Our next encounter was with some fabulous drag queens with whom we chatted with. Whilst wearing not one but two corsets on of these fabulous ladies bemoaned the fact that the gay area was going downhill mainly consisting of hen parties and teenagers. She did however offer a glimmer of hope suggesting that the madri gras brought that area to life. So whilst being footloose and fancy free we may pop back.
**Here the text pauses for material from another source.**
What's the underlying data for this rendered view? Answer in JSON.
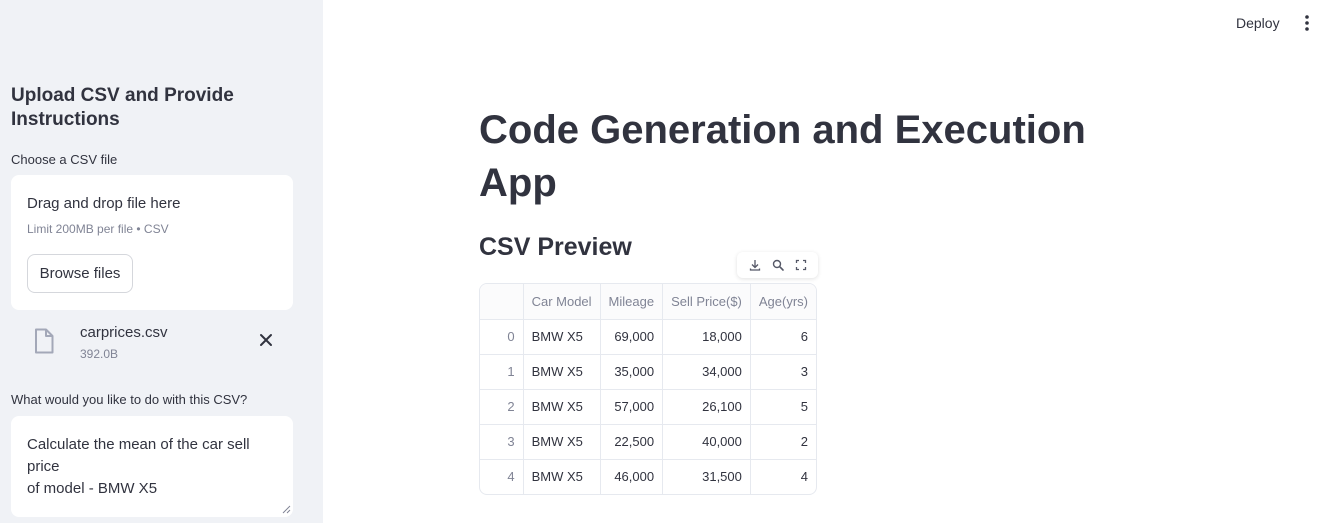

As you can imagine time was ticking on and James opted for an hour of internet time back at the hostel leaving chicken and I on the town alone. I would like to recall some fabulous adventure that would titivate and scandalise in equal measure but alas we had a pint in a quite pub and then headed home. We did try for a final pint in the shark bar but when the bouncer asked where I had been and the response was Oxford Street (the gay area) he told us that we went getting in. A little earlier in the night and a few less beers under my belt I would have argued the toss and explained discrimination but he could argue that we were drunk and he looked like he would like to crush a pomm so instead we skipped on home. Gay dear I don’t know what he means. How very dare him!!!